Christina López (born 1968) is a Phoenix-born Chicana feminist who ran for Vice President of the United States in the 2012 elections in a write-in campaign by the Freedom Socialist Party (FSP), alongside presidential candidate Stephen Durham.
López began mobilizing for civil rights at an early age. In 1986, as a member of the Chicano student organization, MEChA, she fought against an English-only law in Arizona. She also took part in a campaign for state recognition of the Martin Luther King, Jr. holiday.
López moved to Seattle in the late 1990s, where she became involved with the Freedom Socialist Party. She represented the party in community campaigns to defend affirmative action, free imprisoned Black radical Mumia Abu-Jamal, oppose police brutality, and stop attacks on immigrants. She has been a leading voice in the National Comrades of Color Caucus, which includes activists in the party and its sister organization, Radical Women (RW).
After joining Radical Women, López was elected president of the Seattle chapter in 2005. Under her leadership, the organization has defended reproductive rights, built connections with organized labor, brought a feminist voice to the antiwar movement, and fought state cuts to jobs and vital services through the Sisters Organize for Survival.

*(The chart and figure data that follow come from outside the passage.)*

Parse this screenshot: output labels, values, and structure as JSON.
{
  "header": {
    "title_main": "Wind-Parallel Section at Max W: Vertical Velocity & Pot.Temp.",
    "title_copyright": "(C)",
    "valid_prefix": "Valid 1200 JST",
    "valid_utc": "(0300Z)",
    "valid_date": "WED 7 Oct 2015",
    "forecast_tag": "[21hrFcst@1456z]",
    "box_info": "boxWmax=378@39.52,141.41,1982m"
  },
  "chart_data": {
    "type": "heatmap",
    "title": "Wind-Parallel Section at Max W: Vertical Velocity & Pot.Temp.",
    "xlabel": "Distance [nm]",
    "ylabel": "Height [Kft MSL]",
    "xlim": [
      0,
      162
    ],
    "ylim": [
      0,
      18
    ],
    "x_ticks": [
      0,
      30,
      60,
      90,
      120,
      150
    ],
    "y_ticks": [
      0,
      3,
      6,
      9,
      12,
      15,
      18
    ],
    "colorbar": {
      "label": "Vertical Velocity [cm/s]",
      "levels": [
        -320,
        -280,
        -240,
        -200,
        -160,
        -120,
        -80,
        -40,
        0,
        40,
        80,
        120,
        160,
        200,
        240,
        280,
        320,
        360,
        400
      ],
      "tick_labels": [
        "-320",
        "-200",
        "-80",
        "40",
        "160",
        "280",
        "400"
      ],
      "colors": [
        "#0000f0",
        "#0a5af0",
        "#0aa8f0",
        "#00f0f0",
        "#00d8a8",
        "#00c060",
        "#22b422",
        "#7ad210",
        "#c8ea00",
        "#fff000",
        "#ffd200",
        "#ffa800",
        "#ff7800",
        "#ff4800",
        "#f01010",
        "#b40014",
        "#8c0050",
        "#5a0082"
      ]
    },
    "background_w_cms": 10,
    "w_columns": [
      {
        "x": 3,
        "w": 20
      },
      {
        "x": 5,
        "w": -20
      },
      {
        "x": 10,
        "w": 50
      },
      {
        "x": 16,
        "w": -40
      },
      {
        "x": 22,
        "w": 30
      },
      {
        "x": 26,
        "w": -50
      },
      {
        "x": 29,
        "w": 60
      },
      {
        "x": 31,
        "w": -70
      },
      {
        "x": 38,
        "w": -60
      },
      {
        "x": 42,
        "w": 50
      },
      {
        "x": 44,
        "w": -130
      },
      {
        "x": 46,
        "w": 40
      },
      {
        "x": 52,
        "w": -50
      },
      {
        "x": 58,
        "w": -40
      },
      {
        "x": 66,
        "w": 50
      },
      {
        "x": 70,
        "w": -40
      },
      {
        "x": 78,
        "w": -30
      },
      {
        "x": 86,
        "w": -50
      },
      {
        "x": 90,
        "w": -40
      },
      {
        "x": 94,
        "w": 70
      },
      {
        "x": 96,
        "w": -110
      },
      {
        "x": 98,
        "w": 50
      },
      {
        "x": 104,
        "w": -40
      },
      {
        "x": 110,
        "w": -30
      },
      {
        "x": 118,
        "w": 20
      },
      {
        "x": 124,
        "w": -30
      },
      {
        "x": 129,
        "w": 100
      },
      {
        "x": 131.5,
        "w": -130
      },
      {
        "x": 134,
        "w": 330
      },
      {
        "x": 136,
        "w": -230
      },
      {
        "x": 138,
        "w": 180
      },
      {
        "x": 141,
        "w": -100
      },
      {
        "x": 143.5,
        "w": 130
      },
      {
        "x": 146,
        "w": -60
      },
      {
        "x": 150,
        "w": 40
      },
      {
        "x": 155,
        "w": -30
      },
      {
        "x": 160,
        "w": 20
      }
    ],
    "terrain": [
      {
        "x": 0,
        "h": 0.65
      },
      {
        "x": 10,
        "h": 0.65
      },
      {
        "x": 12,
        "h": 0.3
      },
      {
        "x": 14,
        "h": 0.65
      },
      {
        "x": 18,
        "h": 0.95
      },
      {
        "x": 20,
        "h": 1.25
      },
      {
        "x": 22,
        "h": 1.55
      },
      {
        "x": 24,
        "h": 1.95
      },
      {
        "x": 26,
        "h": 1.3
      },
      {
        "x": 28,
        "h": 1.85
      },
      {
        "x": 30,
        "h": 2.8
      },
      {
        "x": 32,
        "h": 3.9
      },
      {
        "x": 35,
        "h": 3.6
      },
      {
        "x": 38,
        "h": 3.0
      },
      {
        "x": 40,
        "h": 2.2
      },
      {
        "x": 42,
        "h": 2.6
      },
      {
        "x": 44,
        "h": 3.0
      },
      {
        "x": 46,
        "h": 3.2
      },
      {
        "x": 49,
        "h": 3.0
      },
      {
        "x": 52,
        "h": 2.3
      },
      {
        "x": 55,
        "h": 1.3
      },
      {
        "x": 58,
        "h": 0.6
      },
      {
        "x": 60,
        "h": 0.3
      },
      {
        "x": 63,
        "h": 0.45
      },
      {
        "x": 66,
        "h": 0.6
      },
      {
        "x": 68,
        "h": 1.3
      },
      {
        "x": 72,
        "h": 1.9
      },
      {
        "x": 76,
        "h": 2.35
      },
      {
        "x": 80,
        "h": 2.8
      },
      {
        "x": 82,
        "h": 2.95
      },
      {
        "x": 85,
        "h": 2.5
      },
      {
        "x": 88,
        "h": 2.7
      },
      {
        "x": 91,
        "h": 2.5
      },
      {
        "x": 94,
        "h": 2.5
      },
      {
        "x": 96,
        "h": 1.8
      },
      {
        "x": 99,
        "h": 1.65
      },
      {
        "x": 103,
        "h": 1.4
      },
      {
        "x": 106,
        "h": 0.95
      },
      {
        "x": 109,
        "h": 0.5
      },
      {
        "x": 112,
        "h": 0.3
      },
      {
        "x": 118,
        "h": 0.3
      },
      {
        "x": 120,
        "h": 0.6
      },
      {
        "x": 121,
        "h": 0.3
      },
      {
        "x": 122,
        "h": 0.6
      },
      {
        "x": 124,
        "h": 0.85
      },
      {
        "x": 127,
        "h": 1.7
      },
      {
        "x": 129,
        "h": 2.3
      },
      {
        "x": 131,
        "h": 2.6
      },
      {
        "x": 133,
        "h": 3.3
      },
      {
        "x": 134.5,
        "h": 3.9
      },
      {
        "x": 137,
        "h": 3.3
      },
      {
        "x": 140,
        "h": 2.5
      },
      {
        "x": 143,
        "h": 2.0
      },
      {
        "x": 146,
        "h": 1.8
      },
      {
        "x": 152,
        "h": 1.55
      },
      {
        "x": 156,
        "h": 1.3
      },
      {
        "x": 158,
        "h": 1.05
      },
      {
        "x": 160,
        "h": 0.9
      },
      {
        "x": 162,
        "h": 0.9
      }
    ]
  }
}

In a pamphlet published by Radical Women Publications in March 2012, Estamos en la Lucha: Immigrant Women Light the Fires of Resistance, López examines the impact of U.S. immigration policies and highlights the leadership role of migrant women in the U.S.
Nominee López, says the campaign hopes to "register a protest against both the unjust economic system and the rigged electoral process that keeps it in place. …We want to generate discussion and action around solutions for people’s immediate survival and for changing the system for good.”